Quédate con el 1.0 de cadena y cambio manual, que es la combinación que menos guerra da. Antes de comprar uno, prueba el embrague en una salida cuesta arriba: muchas unidades vienen de autoescuela o de reparto y si patina, la reparación se come buena parte del precio del coche. El robotizado 2-Tronic déjalo si da tirones o se queda colgado en un semáforo. En un badén, escucha los soportes de motor y de caja.

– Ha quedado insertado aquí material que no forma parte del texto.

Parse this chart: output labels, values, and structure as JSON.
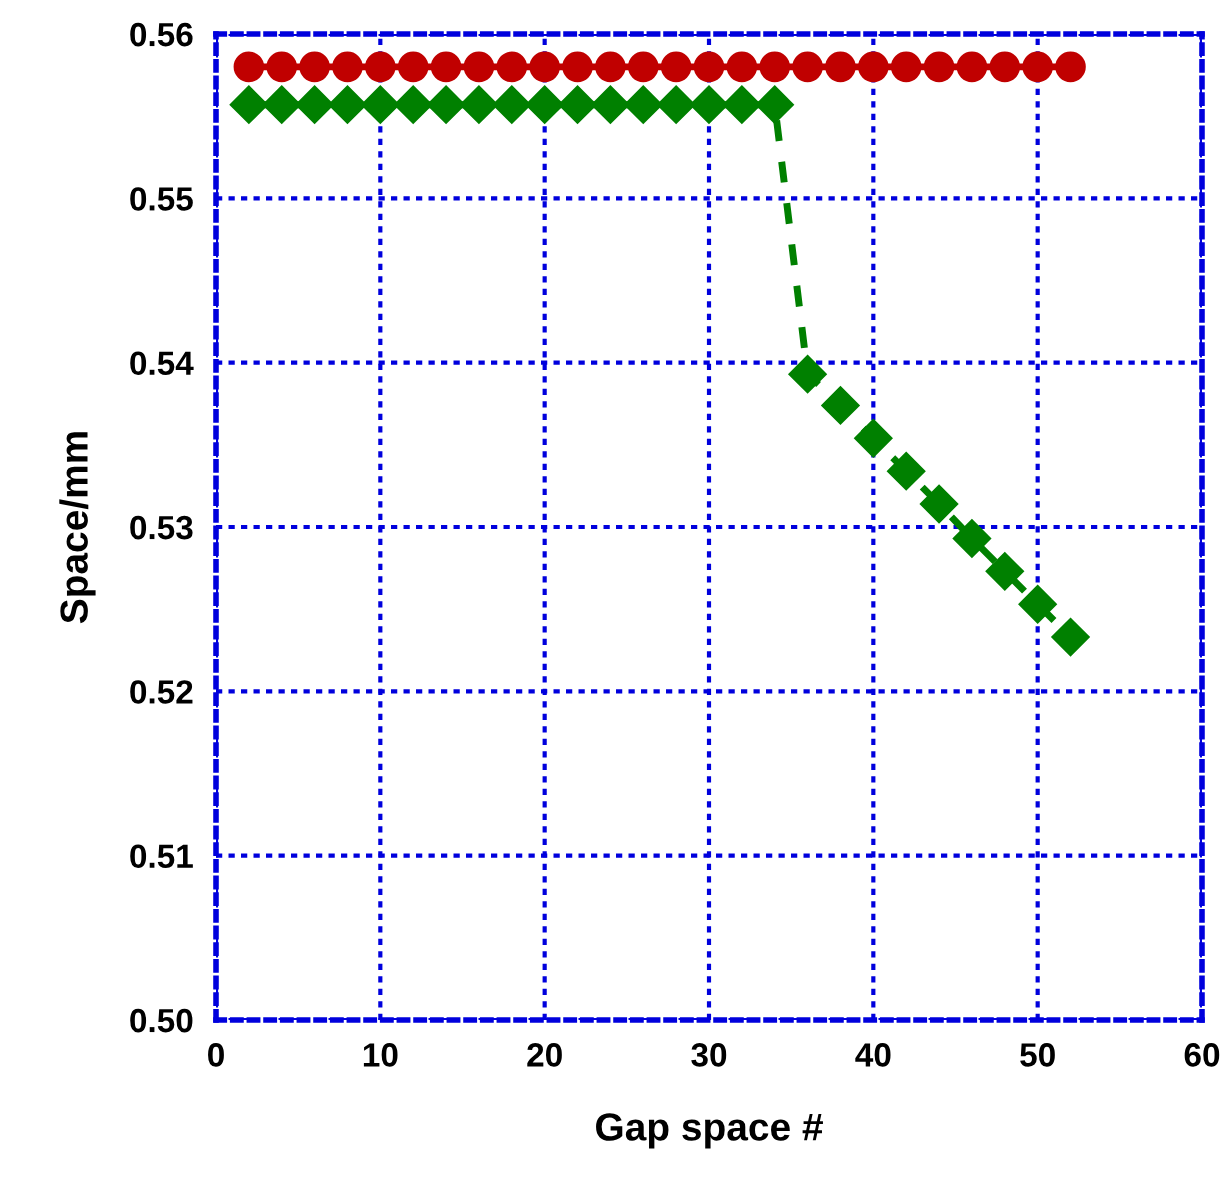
{
  "chart_data": {
    "type": "line",
    "xlabel": "Gap space #",
    "ylabel": "Space/mm",
    "x": [
      2,
      4,
      6,
      8,
      10,
      12,
      14,
      16,
      18,
      20,
      22,
      24,
      26,
      28,
      30,
      32,
      34,
      36,
      38,
      40,
      42,
      44,
      46,
      48,
      50,
      52
    ],
    "series": [
      {
        "color": "#c00000",
        "marker": "circle",
        "line_style": "solid",
        "values": [
          0.558,
          0.558,
          0.558,
          0.558,
          0.558,
          0.558,
          0.558,
          0.558,
          0.558,
          0.558,
          0.558,
          0.558,
          0.558,
          0.558,
          0.558,
          0.558,
          0.558,
          0.558,
          0.558,
          0.558,
          0.558,
          0.558,
          0.558,
          0.558,
          0.558,
          0.558
        ]
      },
      {
        "color": "#008000",
        "marker": "diamond",
        "line_style": "dashed",
        "values": [
          0.5557,
          0.5557,
          0.5557,
          0.5557,
          0.5557,
          0.5557,
          0.5557,
          0.5557,
          0.5557,
          0.5557,
          0.5557,
          0.5557,
          0.5557,
          0.5557,
          0.5557,
          0.5557,
          0.5557,
          0.5393,
          0.5374,
          0.5354,
          0.5334,
          0.5314,
          0.5293,
          0.5273,
          0.5253,
          0.5233
        ]
      }
    ],
    "xlim": [
      0,
      60
    ],
    "xticks": [
      0,
      10,
      20,
      30,
      40,
      50,
      60
    ],
    "ylim": [
      0.5,
      0.56
    ],
    "yticks": [
      {
        "value": 0.5,
        "label": "0.50"
      },
      {
        "value": 0.51,
        "label": "0.51"
      },
      {
        "value": 0.52,
        "label": "0.52"
      },
      {
        "value": 0.53,
        "label": "0.53"
      },
      {
        "value": 0.54,
        "label": "0.54"
      },
      {
        "value": 0.55,
        "label": "0.55"
      },
      {
        "value": 0.56,
        "label": "0.56"
      }
    ],
    "grid": true
  }
}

Bajo el morro de Peugeot es el mismo urbano que el Citroën C1 y el Toyota Aygo, desarrollado con Toyota y construido en la misma planta. Su motor de gasolina es un tres cilindros de origen Toyota con cadena de distribución, no con correa, pensado para ciudad. El interior es espartano y en carretera rápida se queda corto de potencia y de aplomo.
Pros
- El tres cilindros de origen Toyota lleva cadena de distribución y gasta muy poco en ciudad.
- Comparte recambio con el C1 y el Aygo, así que las piezas aparecen sin problema.
- Cabe en cualquier hueco y gira con un radio mínimo, que es lo suyo.
- Es una mecánica conocida tanto en talleres Toyota como en la red PSA.
- El precio de entrada sigue siendo de los más bajos del mercado de ocasión.
Contras
- Los plásticos del interior se sienten baratos y no han envejecido bien.
- En carretera rápida le faltan potencia y masa, y los adelantamientos hay que planificarlos.
- Las versiones de entrada salieron con un equipamiento muy básico.
Problemas habituales a vigilar
- El embrague llega gastado en unidades que han pasado por autoescuela o reparto.
- Los soportes de motor y de caja cogen holgura y transmiten golpes al arrancar.
- El cambio robotizado 2-Tronic da tirones y se queda colgado entre marchas si está descuidado.
Cómo ha envejecido
Ha bajado menos de un punto porque sigue sirviendo como segundo coche urbano barato y el motor de origen Toyota aguanta kilómetros. La nota cae por los embragues quemados de las flotas y por un interior que ya no disimula los años. Un manual de particular con el embrague firme todavía merece la pena; un 2-Tronic que tira, no.